3 months later on, the holders of https://myspace.com/kurtcriter the painting approached the Norwegian Government with an deal: 1 million dollars ransom for Edvard Munchs The Scream. The Government rejected the offer, but the Norwegian cops teamed up with the British Authorities and the Getty Museum to arrange a sting operation that brought back the painting to where it belongs.

Ten years later, The Scream was taken again from the Munch Museum. This time, the robbers used a weapon and took another of Munchs painting with them. While Museum officials awaiting the thieves to demand ransom money, rumors declared that both paintings were burned to conceal evidence. Eventually, the Norwegian authorities found the two paintings on August 31, 2006 however the realities on how they were recuperated are not understood yet.


When you look at the some of the most popular cases of art thefts in history, you see completely prepared operations that include art dealers, art fakers, mobsters, ransoms, and millions of dollars. The most well-known story of art theft includes one of the most popular paintings in the world and one of the most popular artists in history as a suspect.

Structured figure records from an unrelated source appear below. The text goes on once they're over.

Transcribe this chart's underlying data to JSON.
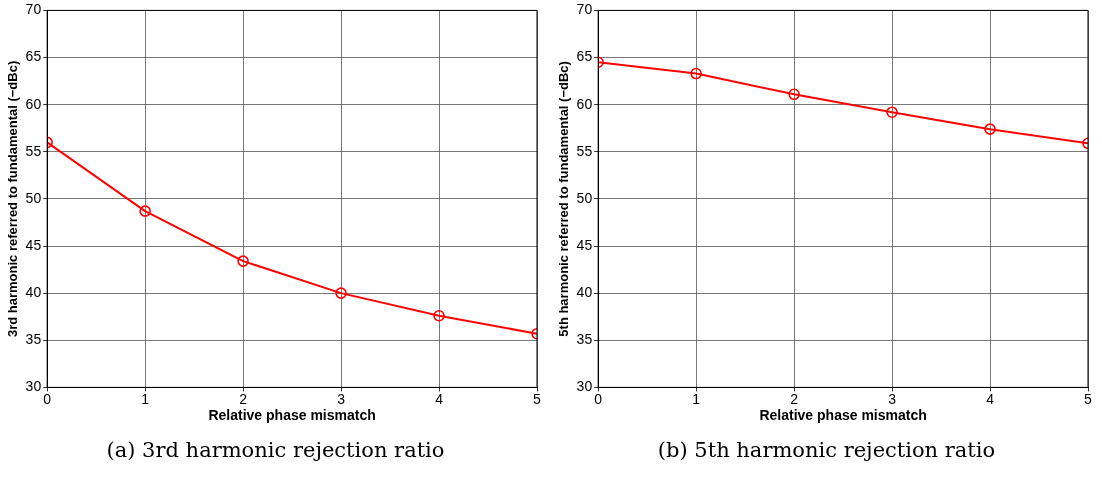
{
  "chart_data": [
    {
      "type": "line",
      "xlabel": "Relative phase mismatch",
      "ylabel": "3rd harmonic referred to fundamental (−dBc)",
      "x": [
        0,
        1,
        2,
        3,
        4,
        5
      ],
      "series": [
        {
          "color": "#ff0000",
          "values": [
            56,
            48.7,
            43.4,
            40,
            37.6,
            35.7
          ]
        }
      ],
      "xlim": [
        0,
        5
      ],
      "xticks": [
        0,
        1,
        2,
        3,
        4,
        5
      ],
      "ylim": [
        30,
        70
      ],
      "yticks": [
        30,
        35,
        40,
        45,
        50,
        55,
        60,
        65,
        70
      ],
      "grid": true,
      "marker": "circle",
      "line_style": "solid",
      "legend": false,
      "annotations": [
        "(a) 3rd harmonic rejection ratio"
      ]
    },
    {
      "type": "line",
      "xlabel": "Relative phase mismatch",
      "ylabel": "5th harmonic referred to fundamental (−dBc)",
      "x": [
        0,
        1,
        2,
        3,
        4,
        5
      ],
      "series": [
        {
          "color": "#ff0000",
          "values": [
            64.5,
            63.3,
            61.1,
            59.2,
            57.4,
            55.9
          ]
        }
      ],
      "xlim": [
        0,
        5
      ],
      "xticks": [
        0,
        1,
        2,
        3,
        4,
        5
      ],
      "ylim": [
        30,
        70
      ],
      "yticks": [
        30,
        35,
        40,
        45,
        50,
        55,
        60,
        65,
        70
      ],
      "grid": true,
      "marker": "circle",
      "line_style": "solid",
      "legend": false,
      "annotations": [
        "(b) 5th harmonic rejection ratio"
      ]
    }
  ]
}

The criminal offense was carefully performed by a infamous con male, Eduardo de Valfierno, who was sent out by an art faker who meant to make copies and sell them as if they were the original painting.

Eventually, Peruggia was captured by the cops while attempting to offer the painting to an art dealer from Florence, Italy. The painting by Edvard Munchs, The Scream, is most likely the most sought after painting by art burglars in history.